O julgador interrompeu-se, refletiu longamente e prosseguiu:
— Você adotou alguma religião?
— Sim, eu era cristão — esclareceu Sucupira.
— Ajudava os católicos?
— Não. Detestava os sacerdotes.
— Cooperava com as Igrejas reformadas?
— De modo algum. São excessivamente intolerantes.
— Acompanhava os espiritistas?
— Não. Temia-lhes a presença.
— Amparou doentes, em nome do Cristo?
— A Terra tem numerosos enfermeiros.
— Auxiliou criancinhas abandonadas?
— Há creches por toda parte.
— Escreveu alguma página consoladora?
— Para quê? o mundo está cheio de livros e escritores.

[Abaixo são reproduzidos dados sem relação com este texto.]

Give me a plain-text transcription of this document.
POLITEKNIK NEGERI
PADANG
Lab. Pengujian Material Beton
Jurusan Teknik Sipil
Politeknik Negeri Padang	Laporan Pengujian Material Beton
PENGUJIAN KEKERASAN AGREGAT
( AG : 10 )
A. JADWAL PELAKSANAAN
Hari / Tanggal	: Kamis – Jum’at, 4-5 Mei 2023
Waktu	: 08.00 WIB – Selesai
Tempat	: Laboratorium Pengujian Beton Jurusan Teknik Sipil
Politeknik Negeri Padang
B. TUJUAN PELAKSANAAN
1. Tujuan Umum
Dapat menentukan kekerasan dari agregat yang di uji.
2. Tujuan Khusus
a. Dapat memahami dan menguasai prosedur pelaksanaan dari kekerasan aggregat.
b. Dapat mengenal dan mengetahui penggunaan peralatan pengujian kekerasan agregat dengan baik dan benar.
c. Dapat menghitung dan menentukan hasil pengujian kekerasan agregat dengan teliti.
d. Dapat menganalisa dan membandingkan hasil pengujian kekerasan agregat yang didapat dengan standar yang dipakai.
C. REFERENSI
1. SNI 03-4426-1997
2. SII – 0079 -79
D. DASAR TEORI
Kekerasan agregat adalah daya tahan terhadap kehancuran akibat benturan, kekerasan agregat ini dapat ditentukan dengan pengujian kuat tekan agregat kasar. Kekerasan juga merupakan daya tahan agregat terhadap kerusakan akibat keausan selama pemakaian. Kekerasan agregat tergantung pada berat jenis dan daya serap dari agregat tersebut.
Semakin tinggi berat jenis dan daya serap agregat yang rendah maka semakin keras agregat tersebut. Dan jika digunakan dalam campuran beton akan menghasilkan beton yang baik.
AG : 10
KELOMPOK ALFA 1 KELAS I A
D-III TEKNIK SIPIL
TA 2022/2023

— Utilizava o martelo ou o pincel?
— Absolutamente.
— Socorreu animais desprotegidos?
— Não.
— Agradava-lhe cultivar a terra?
— Nunca.
— Plantou árvores benfeitoras?
— Também não.
— Dedicou-se ao serviço de condução das águas, protegendo paisagens empobrecidas?
Sucupira fez um gesto de desdém e informou:
— Jamais pensei nisto.
O instrutor indagou-lhe sobre todas as atividades dignas conhecidas no Planeta. Ao fim do interrogatório, opinou sem delongas:
— Seu caso explica-se: você tem as mãos enferrujadas.
Ante a careta do interlocutor amargurado, esclareceu:
— É o talento não usado, meu amigo. Seu remédio é regressar à lição. Repita o curso terrestre.
Joaquim, confundido, desejava mais amplas elucidações.
O juiz, porém, sem tempo de ouvi-lo, entregou-o aos cuidados de outro companheiro.
Rogério, carioca, desencarnado, tipo 1945, recebeu-o de semblante amável e feliz e, após escutar-lhe compridas lamentações, convidou, pacientemente:
— Vamos, Sucupira. Você entrará na fila em breves dias.
— Fila? — interrogou o infeliz, boquiaberto.
— Sim — acrescentou o alegre ajudante —, na fila da reencarnação.